News Flash
GUATEMALA CITY, Oct 5, 2024 (BSS/AFP) - Guatemalan President Bernardo Arevalo said Friday that a "corrupt minority" had interfered in the selection of the country's Supreme Court judges, calling for a reform of the judiciary.
Congress chose 13 justices the previous day in a process observers criticized as opaque and marred by political interference.
Among those, three were members of the previous court, including two under suspicion of wrongdoing.
"We always knew that the court selection process was going to face continuous challenges, particularly from that corrupt minority that refuses to disappear," Arevalo told a news conference.
The government had no doubt that the only way to ensure an independent justice system was "to reform it from a completely new perspective," he added.
The choice of Supreme Court judges was considered critical for the fight against graft in one of Central America's poorest countries.
"The mafias won," Ana Maria Mendez Dardon of the human rights WOLA said afterward, adding the outcome was a "bitter pill" for Arevalo and his battle.
Arevalo's anti-corruption crusade has put him in the crosshairs of prosecutors accused of graft themselves.

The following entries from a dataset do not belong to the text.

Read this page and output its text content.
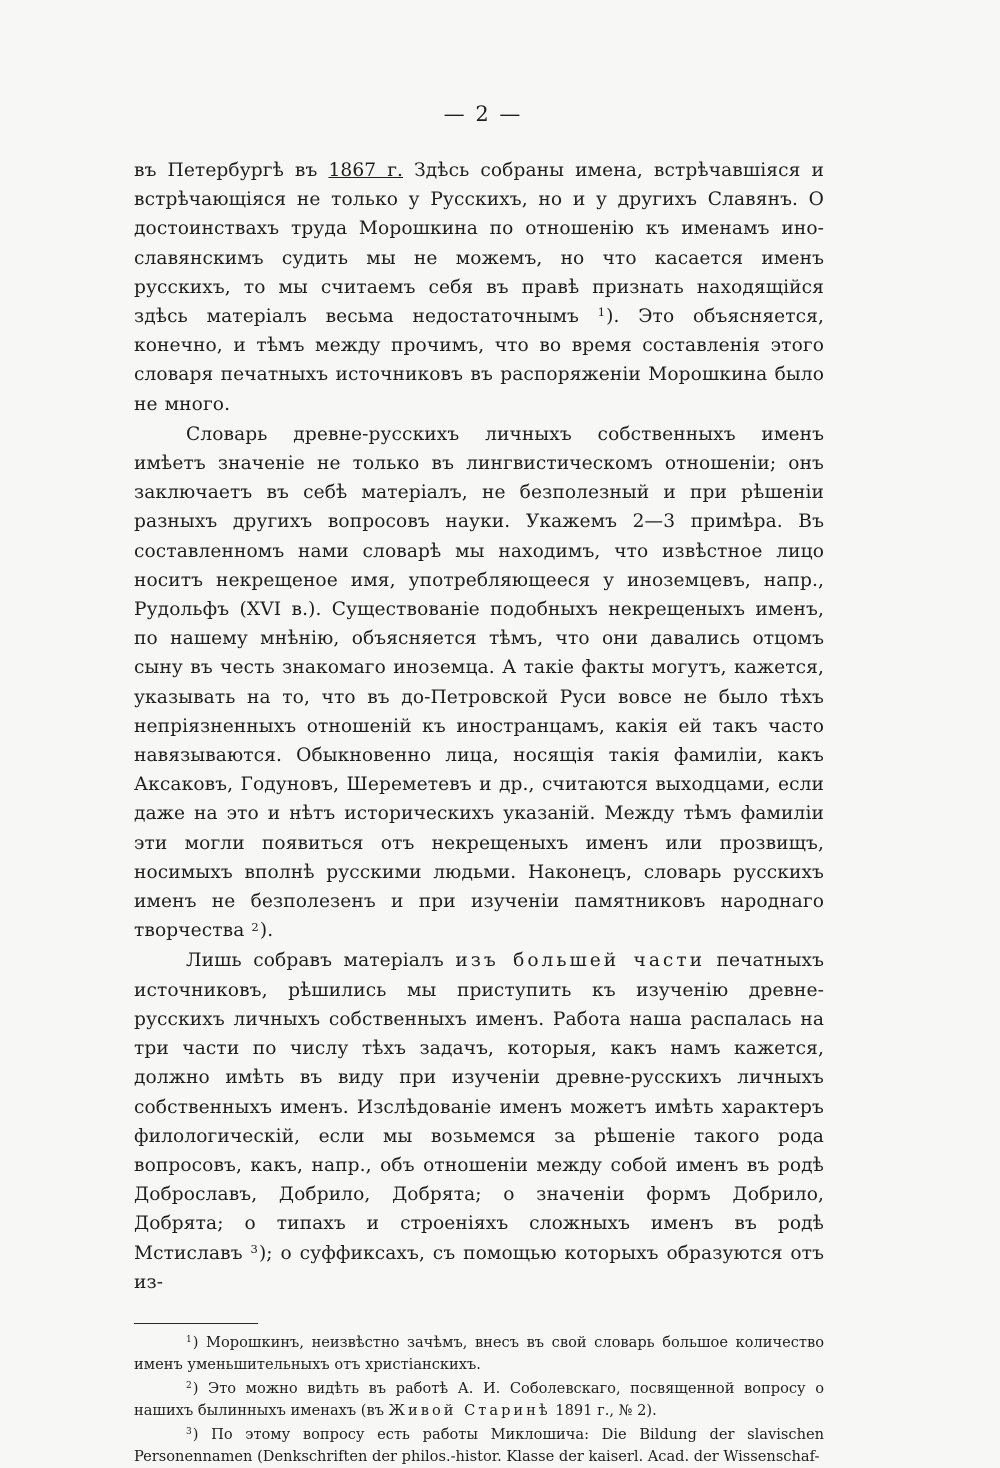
— 2 —

въ Петербургѣ въ 1867 г. Здѣсь собраны имена, встрѣчавшіяся и встрѣчающіяся не только у Русскихъ, но и у другихъ Славянъ. О достоинствахъ труда Морошкина по отношенію къ именамъ ино-славянскимъ судить мы не можемъ, но что касается именъ русскихъ, то мы считаемъ себя въ правѣ признать находящійся здѣсь матеріалъ весьма недостаточнымъ $^1$). Это объясняется, конечно, и тѣмъ между прочимъ, что во время составленія этого словаря печатныхъ источниковъ въ распоряженіи Морошкина было не много.

Словарь древне-русскихъ личныхъ собственныхъ именъ имѣетъ значеніе не только въ лингвистическомъ отношеніи; онъ заключаетъ въ себѣ матеріалъ, не безполезный и при рѣшеніи разныхъ другихъ вопросовъ науки. Укажемъ 2—3 примѣра. Въ составленномъ нами словарѣ мы находимъ, что извѣстное лицо носитъ некрещеное имя, употребляющееся у иноземцевъ, напр., Рудольфъ (XVI в.). Существованіе подобныхъ некрещеныхъ именъ, по нашему мнѣнію, объясняется тѣмъ, что они давались отцомъ сыну въ честь знакомаго иноземца. А такіе факты могутъ, кажется, указывать на то, что въ до-Петровской Руси вовсе не было тѣхъ непріязненныхъ отношеній къ иностранцамъ, какія ей такъ часто навязываются. Обыкновенно лица, носящія такія фамиліи, какъ Аксаковъ, Годуновъ, Шереметевъ и др., считаются выходцами, если даже на это и нѣтъ историческихъ указаній. Между тѣмъ фамиліи эти могли появиться отъ некрещеныхъ именъ или прозвищъ, носимыхъ вполнѣ русскими людьми. Наконецъ, словарь русскихъ именъ не безполезенъ и при изученіи памятниковъ народнаго творчества $^2$).

Лишь собравъ матеріалъ изъ большей части печатныхъ источниковъ, рѣшились мы приступить къ изученію древне-русскихъ личныхъ собственныхъ именъ. Работа наша распалась на три части по числу тѣхъ задачъ, которыя, какъ намъ кажется, должно имѣть въ виду при изученіи древне-русскихъ личныхъ собственныхъ именъ. Изслѣдованіе именъ можетъ имѣть характеръ филологическій, если мы возьмемся за рѣшеніе такого рода вопросовъ, какъ, напр., объ отношеніи между собой именъ въ родѣ Доброславъ, Добрило, Добрята; о значеніи формъ Добрило, Добрята; о типахъ и строеніяхъ сложныхъ именъ въ родѣ Мстиславъ $^3$); о суффиксахъ, съ помощью которыхъ образуются отъ из-

$^1$) Морошкинъ, неизвѣстно зачѣмъ, внесъ въ свой словарь большое количество именъ уменьшительныхъ отъ христіанскихъ.

$^2$) Это можно видѣть въ работѣ А. И. Соболевскаго, посвященной вопросу о нашихъ былинныхъ именахъ (въ Живой Старинѣ 1891 г., № 2).

$^3$) По этому вопросу есть работы Миклошича: Die Bildung der slavischen Personennamen (Denkschriften der philos.-histor. Klasse der kaiserl. Acad. der Wissenschaf-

The outgoing Supreme Court had been criticized for backing Attorney General Consuelo Porras, who led an unsuccessful push to have Arevalo's August 2023 election victory invalidated.
Arevalo, who won the presidency on an anti-corruption platform, had urged Congress to select the "best" candidates in order to "continue in the spirit of change the country needs" and ensure an independent justice system.
Guatemala is ranked the 30th most corrupt country in the world by the NGO Transparency International.